Einfach gesagt wird in Echtzeit entschieden, welche Ressourcen im jeweiligen Frequenzband für 4G oder 5G NR genutzt werden sollen. Wenn sich nur 4G-Endgeräte in einer Funkzelle mit aktiviertem DSS befinden, wird das gesamte Spektrum für diese verwendet. Im Gegenzug kann 4G „abgeschaltet“ werden, falls sich nur 5G-Endgeräte in der Zelle befinden. Eine Mischung, also eine Aufteilung des Spektrums, ist ebenso möglich. Abbildung 3 veranschaulicht diese dynamische Nutzung des Frequenzbereichs.
Im Detail ist es jedoch etwas komplexer. Die physikalische Schicht von 5G und 4G ist so identisch, dass DSS mit demselben Unterträgerabstand von 15 kHz möglich ist. Das DSS-Konzept basiert auf dem flexiblen Design der in 5G genutzten physikalischen Schicht. Die Idee ist es, die ungenutzten Ressourcen in den LTE-Subframes zu nutzen, um 5G-Kanäle und Signale zu übertragen. Da DSS abwärtskompatibel mit allen vorher definierten LTE-Releases ist, muss sichergestellt werden, dass keine Kollisionen zwischen den in LTE fest definierten Kanälen und den zu sendenden 5G-Kanälen auftreten. Ein Beispiel dieser fest definierten Kanäle in LTE liefern die für die Synchronisierung verwendeten Cell Reference Signals (CRS). Im Vergleich zu 5G sind diese Referenzsignale sowie die dazugehörigen Kontroll- und Datenkanäle sehr flexibel. Dadurch ist eine dynamische Konfiguration der einzelnen Ressource Elements möglich, die das Risiko von Kollisionen zwischen den beiden Technologien minimieren. Die Funktionalitäten der LTE-Endgeräte bleiben dabei unberührt, sodass nur die 5G-Endgeräte Kenntnis von der dynamischen Aufteilung erhalten müssen. Daher ist es notwendig, das flexible Design der physikalischen Schicht von 5G an das von LTE anzupassen.
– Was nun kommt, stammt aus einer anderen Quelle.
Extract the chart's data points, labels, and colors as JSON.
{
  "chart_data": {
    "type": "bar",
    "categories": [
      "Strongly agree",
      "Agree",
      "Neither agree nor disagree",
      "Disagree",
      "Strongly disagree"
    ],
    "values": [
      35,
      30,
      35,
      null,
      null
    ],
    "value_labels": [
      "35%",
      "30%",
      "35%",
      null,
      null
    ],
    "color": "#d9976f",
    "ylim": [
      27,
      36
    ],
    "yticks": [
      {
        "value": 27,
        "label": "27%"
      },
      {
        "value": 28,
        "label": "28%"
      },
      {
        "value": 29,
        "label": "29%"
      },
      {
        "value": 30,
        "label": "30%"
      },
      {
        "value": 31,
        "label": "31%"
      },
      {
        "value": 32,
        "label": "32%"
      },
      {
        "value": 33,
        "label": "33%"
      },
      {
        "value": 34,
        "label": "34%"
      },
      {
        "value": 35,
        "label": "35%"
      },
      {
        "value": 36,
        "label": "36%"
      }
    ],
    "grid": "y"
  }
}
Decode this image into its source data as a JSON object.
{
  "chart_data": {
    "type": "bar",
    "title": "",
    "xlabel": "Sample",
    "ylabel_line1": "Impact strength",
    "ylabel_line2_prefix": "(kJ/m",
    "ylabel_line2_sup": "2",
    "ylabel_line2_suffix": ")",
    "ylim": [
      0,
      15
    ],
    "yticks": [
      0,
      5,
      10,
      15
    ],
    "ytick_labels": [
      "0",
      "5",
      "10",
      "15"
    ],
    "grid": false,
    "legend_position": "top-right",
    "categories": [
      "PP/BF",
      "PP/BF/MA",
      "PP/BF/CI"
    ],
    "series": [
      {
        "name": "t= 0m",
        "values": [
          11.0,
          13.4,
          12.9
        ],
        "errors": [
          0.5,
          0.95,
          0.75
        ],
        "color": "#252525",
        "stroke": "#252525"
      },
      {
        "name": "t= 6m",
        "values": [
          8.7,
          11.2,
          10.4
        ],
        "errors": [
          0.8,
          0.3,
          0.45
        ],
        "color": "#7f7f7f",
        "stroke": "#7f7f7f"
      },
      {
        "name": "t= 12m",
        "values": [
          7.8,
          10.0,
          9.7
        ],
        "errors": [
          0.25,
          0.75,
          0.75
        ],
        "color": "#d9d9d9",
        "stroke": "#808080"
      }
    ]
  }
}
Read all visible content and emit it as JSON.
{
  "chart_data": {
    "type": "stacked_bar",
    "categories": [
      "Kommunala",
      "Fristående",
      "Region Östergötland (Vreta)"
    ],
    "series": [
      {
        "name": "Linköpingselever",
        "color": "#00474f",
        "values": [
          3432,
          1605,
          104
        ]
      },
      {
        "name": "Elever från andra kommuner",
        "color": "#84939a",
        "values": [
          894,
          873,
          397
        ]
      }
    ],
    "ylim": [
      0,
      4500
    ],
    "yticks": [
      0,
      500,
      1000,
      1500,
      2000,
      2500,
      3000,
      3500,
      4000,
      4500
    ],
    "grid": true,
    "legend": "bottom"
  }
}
Um dies zu realisieren, kann DSS in drei unterschiedlichen Varianten implementiert werden. Jede Implementation kann einzeln oder mit den anderen zusammen genutzt werden. Im Folgenden werden die in der Praxis am häufigsten verwendeten Implementierungen im Detail sowie deren Zusammenspiel erläutert:
- 1. Implementation: Basierend auf MBSFN-Subframes
Für die erste Implementierung werden die sogenannten Multi-Broadcast-Single- Frequency-Network-(MBSFN-)Subframes verwendet, die in LTE den Punkt-zu-Multipunkt-Datenübertragungen dienen. Die allgemeine Idee von MBSFNs ist, dass bestimmte Subframes innerhalb eines LTE-Frames die letzten 12 OFDM-Symbole reservieren, um frei von anderen Kanalübertragungen zu sein. Jene Symbole waren ursprünglich für Broadcast-Dienste vorgesehen, welche jedoch für DSS angepasst worden sind. Daher können sie für die Übertragung von 5G-Kanälen und -Signalen genutzt werden.
Die von der 3GPP definierte MBSFN-Subframe-Konfiguration bestimmt, welche Frames für MBSFN-Subframes verwendet werden können. Hierbei ist zu beachten, dass dies nie die Subframes 0, 4, 5 und 9 sein können, da sie unter anderem für das Übermitteln von Synchronisationssignalen (PSS & SSS) genutzt werden.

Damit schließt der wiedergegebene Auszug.